Marking 84 Years Since Wannsee

The villa Am Großen Wannsee 56–58, where the Wannsee Conference was held, is now a memorial and museum. (or A.Savin)

On January 20, 1942, 15 high-ranking Nazi officials sat down at a luxury villa to implement a genocide – the murder of eleven million Jews residing in 34 countries throughout Europe.

The gathering, known as the infamous Wannsee Conference, was held in an affluent suburb of Berlin. In the Nuremberg Trials that followed WWII, American prosecutors described the minutes from this meeting as “perhaps the most shameful document of modern history.”

As noted scholar Mark Roseman, general editor of the Cambridge History of the Holocaust and Professor of History at Indiana University, observed: “Here in the refined atmosphere of an elegant villa, in a cultivated suburb in one of Europe’s most sophisticated capitals, fifteen educated, civilized bureaucrats from an educated, civilized society sat about observing all due decorum. And here they gave the nod to genocide.”

Minutes of the Wannsee Conference – Berlin, 20 January 1942. (Reich Main Security Office)

Chaired by Reinhard Heydrich, one of the principal architects of the Holocaust, the Wannsee Conference mapped out detailed extermination plans for the Jewish people. During the meeting Dr Josef Bühler urged Heydrich to begin the proposed “final solution to the Jewish question”.

After June of 1941, when the Germany invaded the Soviet Union (Operation Barbarossa), the Nazis had already begun escalating the process of the mass murder of Jews. Mass shootings of Jews by mobile killing squads (Einsatzgruppen) occurred all across this newly conquered territory, in what was later to become known as the “Holocaust by Bullets”. Ultimately 1 million Jews were murdered this way by the end of the war.

But the Einsatzgruppen method was viewed by the Germans as too slow, inefficient and costly. Further, it sometimes exacted a heavy toll on the executioners. The mass murders were also difficult to hide from the local populations.

Thus the Wannsee Conference was about how to implement the Final Solution in the most efficient and systematic way.

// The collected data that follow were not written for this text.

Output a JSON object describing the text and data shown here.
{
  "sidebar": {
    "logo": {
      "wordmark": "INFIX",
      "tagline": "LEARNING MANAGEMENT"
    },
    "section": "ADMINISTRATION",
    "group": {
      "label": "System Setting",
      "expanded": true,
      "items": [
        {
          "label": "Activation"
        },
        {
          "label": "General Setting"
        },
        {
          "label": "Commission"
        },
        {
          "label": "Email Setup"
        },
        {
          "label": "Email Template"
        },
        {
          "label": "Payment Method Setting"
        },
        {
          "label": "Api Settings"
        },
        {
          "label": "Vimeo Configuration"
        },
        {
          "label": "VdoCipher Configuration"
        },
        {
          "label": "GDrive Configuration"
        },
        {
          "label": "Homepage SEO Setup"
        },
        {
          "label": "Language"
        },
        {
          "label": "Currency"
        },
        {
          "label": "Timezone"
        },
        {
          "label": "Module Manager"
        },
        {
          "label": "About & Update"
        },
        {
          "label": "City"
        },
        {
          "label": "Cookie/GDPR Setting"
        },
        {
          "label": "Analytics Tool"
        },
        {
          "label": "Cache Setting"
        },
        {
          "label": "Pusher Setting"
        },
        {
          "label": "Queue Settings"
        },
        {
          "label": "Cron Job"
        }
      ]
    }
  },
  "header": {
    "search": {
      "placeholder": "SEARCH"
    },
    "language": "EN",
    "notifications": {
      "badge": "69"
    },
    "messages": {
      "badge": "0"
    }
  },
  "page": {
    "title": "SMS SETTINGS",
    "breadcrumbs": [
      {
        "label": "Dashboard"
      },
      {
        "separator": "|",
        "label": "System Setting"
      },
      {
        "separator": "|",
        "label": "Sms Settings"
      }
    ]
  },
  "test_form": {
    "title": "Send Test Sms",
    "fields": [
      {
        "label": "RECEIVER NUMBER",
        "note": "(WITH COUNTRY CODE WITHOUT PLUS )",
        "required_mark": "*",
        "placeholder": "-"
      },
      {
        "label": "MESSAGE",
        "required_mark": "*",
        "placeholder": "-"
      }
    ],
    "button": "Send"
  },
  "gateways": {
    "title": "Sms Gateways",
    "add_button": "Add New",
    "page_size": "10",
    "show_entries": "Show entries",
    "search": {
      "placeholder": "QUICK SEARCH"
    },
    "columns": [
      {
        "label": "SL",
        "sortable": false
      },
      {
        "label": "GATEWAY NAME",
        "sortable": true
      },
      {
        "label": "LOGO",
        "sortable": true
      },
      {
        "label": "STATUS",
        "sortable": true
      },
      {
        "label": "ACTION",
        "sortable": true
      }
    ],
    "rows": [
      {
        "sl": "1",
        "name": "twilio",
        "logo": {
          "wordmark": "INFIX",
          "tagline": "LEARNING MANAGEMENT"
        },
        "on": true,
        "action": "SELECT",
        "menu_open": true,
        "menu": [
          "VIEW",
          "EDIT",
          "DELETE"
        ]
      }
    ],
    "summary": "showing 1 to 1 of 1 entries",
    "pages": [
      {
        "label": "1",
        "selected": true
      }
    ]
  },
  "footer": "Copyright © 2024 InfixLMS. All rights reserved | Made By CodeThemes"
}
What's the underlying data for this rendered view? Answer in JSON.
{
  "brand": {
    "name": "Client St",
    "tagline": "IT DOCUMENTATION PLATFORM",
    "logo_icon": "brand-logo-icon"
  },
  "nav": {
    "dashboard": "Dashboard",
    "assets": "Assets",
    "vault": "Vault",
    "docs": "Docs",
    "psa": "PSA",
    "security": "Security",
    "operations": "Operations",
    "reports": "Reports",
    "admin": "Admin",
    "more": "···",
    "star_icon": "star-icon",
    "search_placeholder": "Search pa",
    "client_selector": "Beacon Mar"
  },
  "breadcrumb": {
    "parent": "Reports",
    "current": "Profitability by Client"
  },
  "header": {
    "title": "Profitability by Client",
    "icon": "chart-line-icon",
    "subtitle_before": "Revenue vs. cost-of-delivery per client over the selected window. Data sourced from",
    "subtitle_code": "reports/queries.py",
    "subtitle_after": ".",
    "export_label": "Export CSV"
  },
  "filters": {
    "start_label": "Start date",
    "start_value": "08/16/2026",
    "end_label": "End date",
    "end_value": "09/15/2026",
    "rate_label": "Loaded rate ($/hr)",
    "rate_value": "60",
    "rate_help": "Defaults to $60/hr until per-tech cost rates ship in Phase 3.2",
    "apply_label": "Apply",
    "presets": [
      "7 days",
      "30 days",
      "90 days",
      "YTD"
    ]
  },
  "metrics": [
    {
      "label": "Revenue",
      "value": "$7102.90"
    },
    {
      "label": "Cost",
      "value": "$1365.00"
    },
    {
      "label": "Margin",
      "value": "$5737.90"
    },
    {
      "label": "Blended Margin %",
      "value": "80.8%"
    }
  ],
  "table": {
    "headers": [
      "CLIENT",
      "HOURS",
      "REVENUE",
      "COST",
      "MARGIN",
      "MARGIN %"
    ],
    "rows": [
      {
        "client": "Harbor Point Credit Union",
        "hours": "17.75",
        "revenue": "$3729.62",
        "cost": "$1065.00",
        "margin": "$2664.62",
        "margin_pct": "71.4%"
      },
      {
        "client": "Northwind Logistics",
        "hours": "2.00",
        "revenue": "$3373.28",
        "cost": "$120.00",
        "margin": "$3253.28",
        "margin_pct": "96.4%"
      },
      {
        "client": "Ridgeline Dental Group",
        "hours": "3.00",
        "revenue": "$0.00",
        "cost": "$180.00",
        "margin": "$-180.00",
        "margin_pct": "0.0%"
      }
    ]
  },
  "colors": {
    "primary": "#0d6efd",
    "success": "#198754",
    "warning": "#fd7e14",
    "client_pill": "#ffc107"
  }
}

The minutes of the Wannsee Conference record that: “Due to the war, the emigration plan has been replaced with deportation of the Jews to the east, in accordance with the Führer’s will.” This was, of course, a euphemism for the deportation of the Jews to Hitler’s death camps.

As a result of the Wannsee Conference, a web of death camps was established in which millions of Jews were murdered from 1942 onward.

After the Wannsee Conference, until the end of the WWII, the “Final Solution” was the overarching goal of Nazi Germany – as they single-handedly pursued their goal of total extermination of Europe’s Jews.

It is of great import to point out that almost half of the 15 high-ranking Nazi officials who attended the Wannsee Conference held PhDs or advanced law degrees, a grim testament to the failure of Germany’s educational system to impart critical moral and ethical values.

“Education itself is not enough”, noted Scott Saunders, CEO of International March of the Living. “Pre-war Germany was one of the most educated societies in the world. And the decisions made at the Wannsee Conference itself, were taken by individuals with advanced degrees in higher education. What is critically important is the type of education being imparted, one that stresses the infinite dignity of every single human being: the Jewish people included. That kind of education was sorely lacking then and even today on many university campuses.”